In Seawright’s other series the rationale for the photographs, and their significance for the audience, lies in a tangible connection between the text and the scene recorded. In Things Left Unsaid the connection is pushed beyond the limits of that logic; here the studio is an artificial environment, its function to filter transmissions, a place essentially without a physical essence. Seawright raises a problem of contemporary art photography which is its limits in what can be recorded through the aperture. The catalogue essay accompanying Things Left Unsaid celebrates photography’s ability to capture light, but what cannot be rendered visible through light seems to be more the issue. The series may be said to confront the advance of the Digital Age illustrated here as transmission of what is deemed to be news; Seawright’s still camera images the hardware but this equipment serves merely as conduits and, as highlighted here, they are as fetishes. On the flip-side, the ostensibly rational side, Seawright asks the question on what or what doesn’t pass through. This too is double-edged because while TV news continues to be powerful in what is presented and how (why else would the most powerful entrepreneurs want to acquire such companies?), rolling 24-hour news as developed in the United States in the eighties with the assistance of satellite technology is to some extent superseded by newer technologies so there is a degree of irony involved in Seawright’s enquiry into the news studio using a still camera, itself an older technology. Yet the power of TV companies in making and framing ‘the news’ is still very potent.
Where the role and power of TV news is posed as a rhetorical question, there was another piece of text at The Model and it was centrally positioned in the installation.
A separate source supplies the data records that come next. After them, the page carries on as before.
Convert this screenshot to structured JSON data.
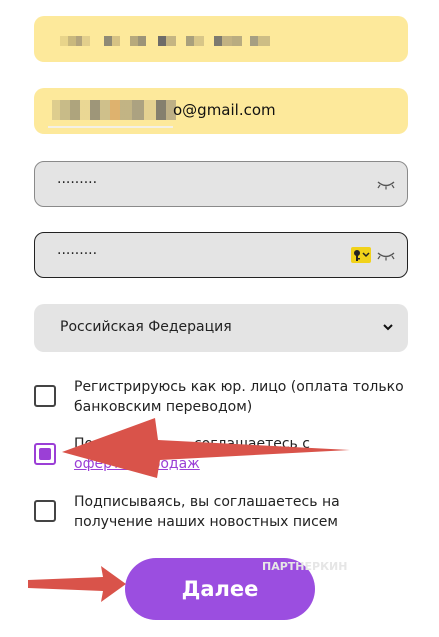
{
  "form": {
    "name_field": {
      "value": ""
    },
    "email_field": {
      "value_suffix": "o@gmail.com"
    },
    "password_field": {
      "value": "·········"
    },
    "confirm_password_field": {
      "value": "·········"
    },
    "country_select": {
      "selected": "Российская Федерация"
    },
    "checkboxes": [
      {
        "label": "Регистрируюсь как юр. лицо (оплата только банковским переводом)",
        "checked": false
      },
      {
        "label_prefix": "Подп",
        "label_suffix": "соглашаетесь с",
        "link": "офертой продаж",
        "checked": true
      },
      {
        "label": "Подписываясь, вы соглашаетесь на получение наших новостных писем",
        "checked": false
      }
    ],
    "submit_label": "Далее"
  },
  "annotations": {
    "arrow_color": "#d9534a",
    "arrows": [
      "arrow-to-offer-checkbox",
      "arrow-to-next-button"
    ]
  },
  "watermark": "ПАРТНЕРКИН",
  "colors": {
    "accent": "#9b4ee0",
    "input_yellow": "#fde99b",
    "input_grey": "#e4e4e4",
    "key_badge": "#f1d21a"
  }
}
In red letters across an expanse of grey painted wall, Seawright used a quotation from Paul Virilio: ‘The Gulf War is the first total electronic war … current conflict no longer plays out only on the line of the front of a given geographic horizon, but first of all on the monitors, the control screens of televisions of the entire world.’ In retrospect his referencing of Virilio seems obvious. Seawright’s work has included the paramilitary, sub-military, and military, respectively, Ulster’s paramilitaries and Orange Order, and war in Afghanistan. Virilio identifies himself as a military critic whose contribution was in his articulation of the transformation of the nature of war through developments in digital technology and in the effects of new technology on society and culture generally. Virilio’s main complaint about the electro-optical economy is the instantaneity of everything, of relevance here, the news market. One of Virilio’s key concepts is that of disappearance, that is, in a world of endless flow duration disappears. If Virilio’s belief in the virtue of the time involved in representation as opposed to the instant presentation that prevails in the contemporary and in art is somewhat nostalgic, Seawright’s delirious take on that contemporary world could offer richer pickings.